This page describes user access and user types in a Cisco AppDynamics on-premises environment.
The installation of a Cisco AppDynamics on-premises Controller employs access control security. You can use the Controller to add user accounts to allow other users access and select configuration rights. The Account Owner is the predefined role with the Administer users, groups, and roles permission.
You can manage users and user access in the Controller, allowing other users to access the Controller and configure Cisco AppDynamics.
Role-Based Access Control (RBAC) Overview
Cisco AppDynamics uses Role-Based Access Control (RBAC) to set user permissions and privileges for only those functions necessary for job responsibilities. Each user account can have varying levels of access according to their role or roles. See Roles and Permissions.
The Controller can authenticate users against local user accounts or external LDAP or SAML-based authentication providers. See External Authentication Providers for On-Premises Deployments.
A group is a collection of users with a given set of permissions that apply to the users in the group.
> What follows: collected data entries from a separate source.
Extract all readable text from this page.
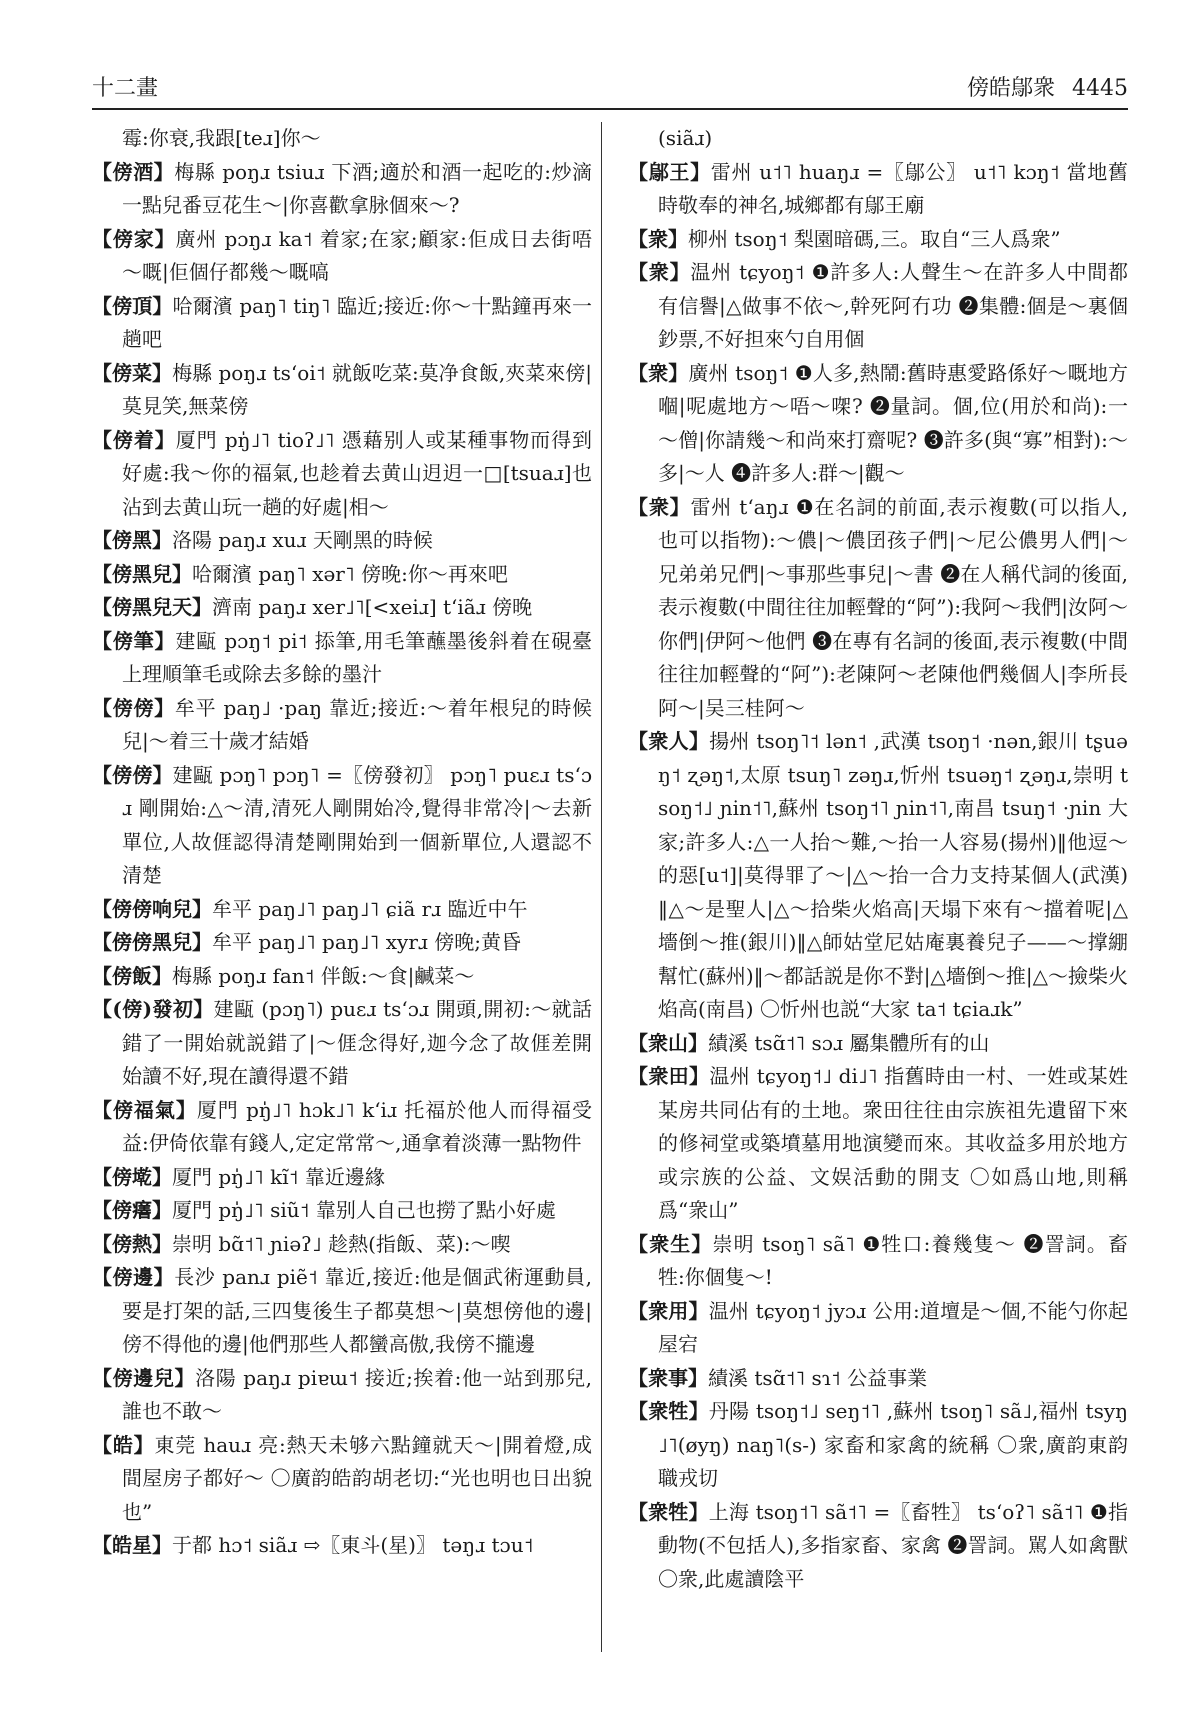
十二畫	傍皓鄔衆 4445

霉:你衰,我跟[teɹ]你～

【傍酒】梅縣 poŋɹ tsiuɹ 下酒;適於和酒一起吃的:炒滴一點兒番豆花生～|你喜歡拿脉個來～?

【傍家】廣州 pɔŋɹ ka˦ 着家;在家;顧家:佢成日去街唔～嘅|佢個仔都幾～嘅嗃

【傍頂】哈爾濱 paŋ˥ tiŋ˥ 臨近;接近:你～十點鐘再來一趟吧

【傍菜】梅縣 poŋɹ tsʻoi˦ 就飯吃菜:莫净食飯,夾菜來傍|莫見笑,無菜傍

【傍着】厦門 pŋ̍˩˥ tioʔ˩˥ 憑藉别人或某種事物而得到好處:我～你的福氣,也趁着去黄山迌迌一□[tsuaɹ]也沾到去黄山玩一趟的好處|相～

【傍黑】洛陽 paŋɹ xuɹ 天剛黑的時候

【傍黑兒】哈爾濱 paŋ˥ xər˥ 傍晚:你～再來吧

【傍黑兒天】濟南 paŋɹ xer˩˥[<xeiɹ] tʻiãɹ 傍晚

【傍筆】建甌 pɔŋ˦ pi˦ 掭筆,用毛筆蘸墨後斜着在硯臺上理順筆毛或除去多餘的墨汁

【傍傍】牟平 paŋ˩ ·paŋ 靠近;接近:～着年根兒的時候兒|～着三十歲才結婚

【傍傍】建甌 pɔŋ˥ pɔŋ˥ =〖傍發初〗 pɔŋ˥ puɛɹ tsʻɔɹ 剛開始:△～清,清死人剛開始冷,覺得非常冷|～去新單位,人故𠊎認得清楚剛開始到一個新單位,人還認不清楚

【傍傍响兒】牟平 paŋ˩˥ paŋ˩˥ ɕiã rɹ 臨近中午

【傍傍黑兒】牟平 paŋ˩˥ paŋ˩˥ xyrɹ 傍晚;黄昏

【傍飯】梅縣 poŋɹ fan˦ 伴飯:～食|鹹菜～

【(傍)發初】建甌 (pɔŋ˥) puɛɹ tsʻɔɹ 開頭,開初:～就話錯了一開始就説錯了|～𠊎念得好,迦今念了故𠊎差開始讀不好,現在讀得還不錯

【傍福氣】厦門 pŋ̍˩˥ hɔk˩˥ kʻiɹ 托福於他人而得福受益:伊倚依靠有錢人,定定常常～,通拿着淡薄一點物件

【傍墘】厦門 pŋ̍˩˥ kĩ˦ 靠近邊緣

【傍𤺪】厦門 pŋ̍˩˥ siũ˦ 靠别人自己也撈了點小好處

【傍熱】崇明 bɑ̃˦˥ ɲiəʔ˩ 趁熱(指飯、菜):～喫

【傍邊】長沙 panɹ piẽ˦ 靠近,接近:他是個武術運動員,要是打架的話,三四隻後生子都莫想～|莫想傍他的邊|傍不得他的邊|他們那些人都蠻高傲,我傍不攏邊

【傍邊兒】洛陽 paŋɹ piɐɯ˦ 接近;挨着:他一站到那兒,誰也不敢～

【皓】東莞 hauɹ 亮:熱天未够六點鐘就天～|開着燈,成間屋房子都好～ 〇廣韵皓韵胡老切:“光也明也日出貌也”

【皓星】于都 hɔ˦ siãɹ ⇨〖東斗(星)〗 təŋɹ tɔu˦

(siãɹ)

【鄔王】雷州 u˦˥ huaŋɹ =〖鄔公〗 u˦˥ kɔŋ˦ 當地舊時敬奉的神名,城鄉都有鄔王廟

【衆】柳州 tsoŋ˦ 梨園暗碼,三。取自“三人爲衆”

【衆】温州 tɕyoŋ˦ ❶許多人:人聲生～在許多人中間都有信譽|△做事不依～,幹死阿冇功 ❷集體:個是～裏個鈔票,不好担來勺自用個

【衆】廣州 tsoŋ˦ ❶人多,熱鬧:舊時惠愛路係好～嘅地方嗰|呢處地方～唔～㗎? ❷量詞。個,位(用於和尚):一～僧|你請幾～和尚來打齋呢? ❸許多(與“寡”相對):～多|～人 ❹許多人:群～|觀～

【衆】雷州 tʻaŋɹ ❶在名詞的前面,表示複數(可以指人,也可以指物):～儂|～儂囝孩子們|～尼公儂男人們|～兄弟弟兄們|～事那些事兒|～書 ❷在人稱代詞的後面,表示複數(中間往往加輕聲的“阿”):我阿～我們|汝阿～你們|伊阿～他們 ❸在專有名詞的後面,表示複數(中間往往加輕聲的“阿”):老陳阿～老陳他們幾個人|李所長阿～|吴三桂阿～

【衆人】揚州 tsoŋ˥˦ lən˦ ,武漢 tsoŋ˦ ·nən,銀川 tʂuəŋ˦ ʐəŋ˦,太原 tsuŋ˥ zəŋɹ,忻州 tsuəŋ˦ ʐəŋɹ,崇明 tsoŋ˦˩ ɲin˦˥,蘇州 tsoŋ˦˥ ɲin˦˥,南昌 tsuŋ˦ ·ɲin 大家;許多人:△一人抬～難,～抬一人容易(揚州)‖他逗～的惡[u˦]|莫得罪了～|△～抬一合力支持某個人(武漢)‖△～是聖人|△～拾柴火焰高|天塌下來有～擋着呢|△墻倒～推(銀川)‖△師姑堂尼姑庵裏養兒子——～撑綳幫忙(蘇州)‖～都話説是你不對|△墻倒～推|△～撿柴火焰高(南昌) 〇忻州也説“大家 ta˦ tɕiaɹk”

【衆山】績溪 tsɑ̃˦˥ sɔɹ 屬集體所有的山

【衆田】温州 tɕyoŋ˦˩ di˩˥ 指舊時由一村、一姓或某姓某房共同佔有的土地。衆田往往由宗族祖先遺留下來的修祠堂或築墳墓用地演變而來。其收益多用於地方或宗族的公益、文娱活動的開支 〇如爲山地,則稱爲“衆山”

【衆生】崇明 tsoŋ˥ sã˥ ❶牲口:養幾隻～ ❷詈詞。畜牲:你個隻～!

【衆用】温州 tɕyoŋ˦ jyɔɹ 公用:道壇是～個,不能勺你起屋宕

【衆事】績溪 tsɑ̃˦˥ sɿ˦ 公益事業

【衆牲】丹陽 tsoŋ˦˩ seŋ˦˥ ,蘇州 tsoŋ˥ sã˩,福州 tsyŋ˩˥(øyŋ) naŋ˥(s-) 家畜和家禽的統稱 〇衆,廣韵東韵職戎切

【衆牲】上海 tsoŋ˦˥ sã˦˥ =〖畜牲〗 tsʻoʔ˥ sã˦˥ ❶指動物(不包括人),多指家畜、家禽 ❷詈詞。駡人如禽獸 〇衆,此處讀陰平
You can use groups to manage roles collectively.
A role is a collection of permissions that define what actions a user can perform; RBAC. When you assign a role to a user, they inherit the role permissions. A user's group membership and role remain constant for the duration of their login.
Permissions grant users the ability to perform an action on the platform.
You can set permissions at a granular level to determine:
- The business applications the user can monitor.
- The parts of the UI that are visible.
- Types of configurations a user can make.
Controller User Management Overview
Cisco AppDynamics manages user credentials according to the authentication options you select in Settings
> Administration > Authentication Provider. There are three user authentication options:
| Authentication Provider | User Type | Description |
|---|
| Cisco Customer Identity | Local User | - Users authenticate through the Cisco Customer Identity (IdP).
- Cisco AppDynamics manages user account credentials.
- Can exist in parallel and access the system even when using SAML and LDAP authentication.
|
| LDAP | LDAP User | - Users authenticate through your IdP.
- You manage user account credentials through LDAP integration.
- Non-LDAP users cannot access the system unless they have also been set up as a Local User.
|
| SAML | SAML User | - Users authenticate through your IdP using the SAML 2.0 protocol.
- You manage user account credentials through SAML integration.
- Non SAML users cannot access the system unless they have also been set up as a Local User.
|
The user's email serves as their username. Only the account user can create their own password. When you add a new local user, you create is a new account entry with the proper credentials to the Controller providing the user unified access to the Account Management Portal, University, Community, and role-specific functions on the Controller.
You can create and manage users, groups, roles, and permissions through Access Management > User Management on the Accounts Management Portal.